Building a robust supply of accounting faculty was recommended in a March 2008 report by the Subcommittee on Human Capital of the U.S. Department of the Treasury’s Advisory Committee on the Auditing Profession. The subcommittee endorsed increasing the number of accounting faculty members through public and private funding.
An additional initiative important to Travis is the AICPA’s long-standing focus on diversity.
“I’ve learned that diversity is a very good thing, not only for the accounting profession, but for society.
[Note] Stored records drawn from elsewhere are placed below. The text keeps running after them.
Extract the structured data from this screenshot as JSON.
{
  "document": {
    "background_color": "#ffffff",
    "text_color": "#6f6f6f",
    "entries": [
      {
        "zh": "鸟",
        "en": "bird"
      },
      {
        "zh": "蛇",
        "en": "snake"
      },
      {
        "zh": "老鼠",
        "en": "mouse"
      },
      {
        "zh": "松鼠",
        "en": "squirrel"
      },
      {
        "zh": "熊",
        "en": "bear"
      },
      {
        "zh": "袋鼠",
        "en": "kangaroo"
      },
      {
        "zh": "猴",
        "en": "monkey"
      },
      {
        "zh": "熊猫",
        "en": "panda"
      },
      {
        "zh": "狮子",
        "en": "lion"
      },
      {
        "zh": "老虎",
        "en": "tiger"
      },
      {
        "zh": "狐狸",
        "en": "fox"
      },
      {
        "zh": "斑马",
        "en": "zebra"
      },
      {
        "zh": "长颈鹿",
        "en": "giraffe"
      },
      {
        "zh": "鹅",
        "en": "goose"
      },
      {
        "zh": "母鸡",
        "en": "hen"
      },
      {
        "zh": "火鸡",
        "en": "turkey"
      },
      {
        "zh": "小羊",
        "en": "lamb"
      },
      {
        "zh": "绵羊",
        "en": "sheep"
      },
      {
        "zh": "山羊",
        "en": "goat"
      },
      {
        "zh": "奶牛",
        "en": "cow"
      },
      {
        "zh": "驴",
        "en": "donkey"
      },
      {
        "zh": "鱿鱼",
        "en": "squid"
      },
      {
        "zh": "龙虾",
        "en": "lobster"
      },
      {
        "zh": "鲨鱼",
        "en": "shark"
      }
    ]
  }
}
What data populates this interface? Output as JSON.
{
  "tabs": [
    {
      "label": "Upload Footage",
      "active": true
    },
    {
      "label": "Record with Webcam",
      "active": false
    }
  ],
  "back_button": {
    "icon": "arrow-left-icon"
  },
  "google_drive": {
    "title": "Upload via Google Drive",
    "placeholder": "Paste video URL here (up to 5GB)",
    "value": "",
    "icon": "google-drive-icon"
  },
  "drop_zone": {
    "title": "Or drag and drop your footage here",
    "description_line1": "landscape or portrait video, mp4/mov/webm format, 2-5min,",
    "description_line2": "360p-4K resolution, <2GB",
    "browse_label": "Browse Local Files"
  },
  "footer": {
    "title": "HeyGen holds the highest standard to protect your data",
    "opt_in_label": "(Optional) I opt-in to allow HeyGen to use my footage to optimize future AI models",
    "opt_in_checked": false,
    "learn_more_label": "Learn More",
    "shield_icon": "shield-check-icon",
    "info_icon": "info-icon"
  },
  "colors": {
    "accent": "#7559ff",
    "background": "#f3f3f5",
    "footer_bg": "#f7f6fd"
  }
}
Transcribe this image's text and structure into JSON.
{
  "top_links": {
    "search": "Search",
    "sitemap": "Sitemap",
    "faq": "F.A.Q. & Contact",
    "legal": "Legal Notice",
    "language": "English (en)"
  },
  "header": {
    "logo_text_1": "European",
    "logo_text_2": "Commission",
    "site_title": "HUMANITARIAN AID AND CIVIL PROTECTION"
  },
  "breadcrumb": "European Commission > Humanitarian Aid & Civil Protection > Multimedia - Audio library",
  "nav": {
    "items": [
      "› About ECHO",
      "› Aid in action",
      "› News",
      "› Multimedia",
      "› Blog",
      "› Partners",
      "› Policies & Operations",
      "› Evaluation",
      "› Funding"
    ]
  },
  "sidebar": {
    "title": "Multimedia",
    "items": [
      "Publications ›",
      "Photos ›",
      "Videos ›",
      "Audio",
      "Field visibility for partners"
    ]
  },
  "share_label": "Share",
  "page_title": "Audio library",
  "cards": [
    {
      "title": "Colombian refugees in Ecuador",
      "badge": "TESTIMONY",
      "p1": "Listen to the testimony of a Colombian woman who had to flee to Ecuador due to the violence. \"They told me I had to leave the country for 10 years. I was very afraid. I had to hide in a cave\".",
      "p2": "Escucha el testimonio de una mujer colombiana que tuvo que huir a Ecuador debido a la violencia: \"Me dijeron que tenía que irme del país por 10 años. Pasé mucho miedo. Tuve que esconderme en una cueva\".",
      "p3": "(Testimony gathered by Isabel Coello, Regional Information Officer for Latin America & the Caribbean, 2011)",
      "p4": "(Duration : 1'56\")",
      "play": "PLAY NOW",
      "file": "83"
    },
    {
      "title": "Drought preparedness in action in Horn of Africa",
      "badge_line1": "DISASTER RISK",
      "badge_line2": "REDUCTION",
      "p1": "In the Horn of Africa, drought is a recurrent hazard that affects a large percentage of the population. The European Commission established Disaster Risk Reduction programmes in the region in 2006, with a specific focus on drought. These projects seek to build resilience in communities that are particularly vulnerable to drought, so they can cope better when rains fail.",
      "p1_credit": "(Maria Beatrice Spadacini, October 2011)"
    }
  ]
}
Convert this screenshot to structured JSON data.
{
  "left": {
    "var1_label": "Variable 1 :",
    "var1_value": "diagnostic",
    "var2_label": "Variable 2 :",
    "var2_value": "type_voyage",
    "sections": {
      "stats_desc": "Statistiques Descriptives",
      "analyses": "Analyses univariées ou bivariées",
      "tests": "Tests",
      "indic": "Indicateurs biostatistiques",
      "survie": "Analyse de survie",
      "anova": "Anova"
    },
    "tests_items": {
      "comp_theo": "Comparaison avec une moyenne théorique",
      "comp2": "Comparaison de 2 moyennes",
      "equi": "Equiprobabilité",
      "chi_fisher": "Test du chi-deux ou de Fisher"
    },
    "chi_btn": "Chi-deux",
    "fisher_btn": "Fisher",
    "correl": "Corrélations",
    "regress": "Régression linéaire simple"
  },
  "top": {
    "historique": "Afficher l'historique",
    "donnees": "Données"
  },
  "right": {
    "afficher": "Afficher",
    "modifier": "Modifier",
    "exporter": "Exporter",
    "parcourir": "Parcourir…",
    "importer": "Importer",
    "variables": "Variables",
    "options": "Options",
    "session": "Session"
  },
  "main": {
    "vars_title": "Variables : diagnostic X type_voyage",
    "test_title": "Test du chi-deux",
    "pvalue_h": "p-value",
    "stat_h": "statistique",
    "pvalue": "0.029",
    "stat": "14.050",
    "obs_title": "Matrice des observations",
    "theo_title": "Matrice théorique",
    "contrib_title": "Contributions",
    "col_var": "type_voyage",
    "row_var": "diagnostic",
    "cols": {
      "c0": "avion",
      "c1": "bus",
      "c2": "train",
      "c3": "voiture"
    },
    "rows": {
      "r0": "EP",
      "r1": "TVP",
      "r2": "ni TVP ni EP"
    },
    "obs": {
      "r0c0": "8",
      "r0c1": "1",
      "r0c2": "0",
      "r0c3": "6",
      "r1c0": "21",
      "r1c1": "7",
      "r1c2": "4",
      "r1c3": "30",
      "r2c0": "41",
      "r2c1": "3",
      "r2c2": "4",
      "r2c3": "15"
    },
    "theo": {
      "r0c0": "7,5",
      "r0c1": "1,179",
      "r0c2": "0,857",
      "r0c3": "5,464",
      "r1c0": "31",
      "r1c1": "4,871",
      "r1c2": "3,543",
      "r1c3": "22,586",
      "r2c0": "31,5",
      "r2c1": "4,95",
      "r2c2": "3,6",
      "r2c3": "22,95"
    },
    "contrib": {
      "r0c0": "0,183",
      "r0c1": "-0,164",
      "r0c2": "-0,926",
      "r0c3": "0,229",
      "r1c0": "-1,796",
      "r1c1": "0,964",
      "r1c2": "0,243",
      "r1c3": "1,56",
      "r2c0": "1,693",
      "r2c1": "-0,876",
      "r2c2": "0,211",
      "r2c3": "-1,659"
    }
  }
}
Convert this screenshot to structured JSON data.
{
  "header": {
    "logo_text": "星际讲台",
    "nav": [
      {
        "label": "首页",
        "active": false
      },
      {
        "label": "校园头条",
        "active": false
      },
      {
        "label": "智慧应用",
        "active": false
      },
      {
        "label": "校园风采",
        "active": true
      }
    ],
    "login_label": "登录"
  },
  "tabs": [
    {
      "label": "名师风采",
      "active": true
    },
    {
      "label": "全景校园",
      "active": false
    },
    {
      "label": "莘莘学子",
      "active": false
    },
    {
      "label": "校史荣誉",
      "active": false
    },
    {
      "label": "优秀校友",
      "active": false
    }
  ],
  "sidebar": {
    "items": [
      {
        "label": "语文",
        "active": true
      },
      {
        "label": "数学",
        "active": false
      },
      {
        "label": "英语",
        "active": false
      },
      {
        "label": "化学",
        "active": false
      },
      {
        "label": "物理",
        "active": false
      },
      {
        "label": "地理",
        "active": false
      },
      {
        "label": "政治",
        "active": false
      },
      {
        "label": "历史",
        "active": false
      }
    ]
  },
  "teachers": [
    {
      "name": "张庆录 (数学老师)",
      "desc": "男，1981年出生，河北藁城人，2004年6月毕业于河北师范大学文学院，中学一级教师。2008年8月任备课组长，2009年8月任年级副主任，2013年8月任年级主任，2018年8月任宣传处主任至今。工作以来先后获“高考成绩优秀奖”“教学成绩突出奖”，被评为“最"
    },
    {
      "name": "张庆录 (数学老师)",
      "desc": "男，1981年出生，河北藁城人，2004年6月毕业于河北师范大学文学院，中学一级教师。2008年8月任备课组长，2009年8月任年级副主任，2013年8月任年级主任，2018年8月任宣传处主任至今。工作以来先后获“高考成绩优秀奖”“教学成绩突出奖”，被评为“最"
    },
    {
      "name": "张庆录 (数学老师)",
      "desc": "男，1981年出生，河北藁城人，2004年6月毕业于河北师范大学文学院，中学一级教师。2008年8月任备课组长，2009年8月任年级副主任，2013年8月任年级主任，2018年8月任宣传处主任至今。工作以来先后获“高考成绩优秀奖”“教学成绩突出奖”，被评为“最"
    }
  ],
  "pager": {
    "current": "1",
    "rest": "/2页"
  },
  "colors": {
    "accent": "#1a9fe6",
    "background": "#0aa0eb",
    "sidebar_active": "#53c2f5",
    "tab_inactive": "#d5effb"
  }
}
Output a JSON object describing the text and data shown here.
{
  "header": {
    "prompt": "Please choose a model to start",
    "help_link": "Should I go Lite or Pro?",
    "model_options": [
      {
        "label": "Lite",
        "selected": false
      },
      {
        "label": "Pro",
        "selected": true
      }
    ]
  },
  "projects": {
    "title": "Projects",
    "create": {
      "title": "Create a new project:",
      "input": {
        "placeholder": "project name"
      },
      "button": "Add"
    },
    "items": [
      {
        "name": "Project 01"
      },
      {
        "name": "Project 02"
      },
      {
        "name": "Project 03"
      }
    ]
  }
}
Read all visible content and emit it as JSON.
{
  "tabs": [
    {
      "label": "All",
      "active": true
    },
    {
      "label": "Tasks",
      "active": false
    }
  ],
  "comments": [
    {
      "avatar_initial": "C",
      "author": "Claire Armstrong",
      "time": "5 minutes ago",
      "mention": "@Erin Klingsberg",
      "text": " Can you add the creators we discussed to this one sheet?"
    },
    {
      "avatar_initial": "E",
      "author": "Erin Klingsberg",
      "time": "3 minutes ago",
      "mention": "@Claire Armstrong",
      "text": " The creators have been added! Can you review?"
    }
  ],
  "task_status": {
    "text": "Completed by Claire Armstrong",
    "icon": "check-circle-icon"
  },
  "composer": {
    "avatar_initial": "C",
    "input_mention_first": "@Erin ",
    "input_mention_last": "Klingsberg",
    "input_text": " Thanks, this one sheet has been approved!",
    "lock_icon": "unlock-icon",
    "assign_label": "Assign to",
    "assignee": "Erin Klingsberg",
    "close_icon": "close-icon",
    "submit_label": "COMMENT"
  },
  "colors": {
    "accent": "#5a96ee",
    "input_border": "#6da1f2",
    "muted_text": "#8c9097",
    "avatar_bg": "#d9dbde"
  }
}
By not being as effective as we could be in attracting minorities, we’re missing an important source of future talent for the profession.” The foundation continues to support diversity through financial support to the AICPA Minority Initiatives Committee and a number of scholarship and fellowship programs.
This fall Travis finished his term as president of the foundation board, but he’s just as busy as ever.
Today Travis is president of Idea Drilling in Minnesota, a core drilling company that supports mineral exploration and mining companies in northern Minnesota and in the Upper Peninsula of Michigan. He’s actively involved in the exploration of one of the largest copper mineral deposits in the northern hemisphere.
He continues to be an advocate of the Department of Accounting at the Tippie College of Business and he was recognized in 2007 as our Outstanding Accounting Alumnus.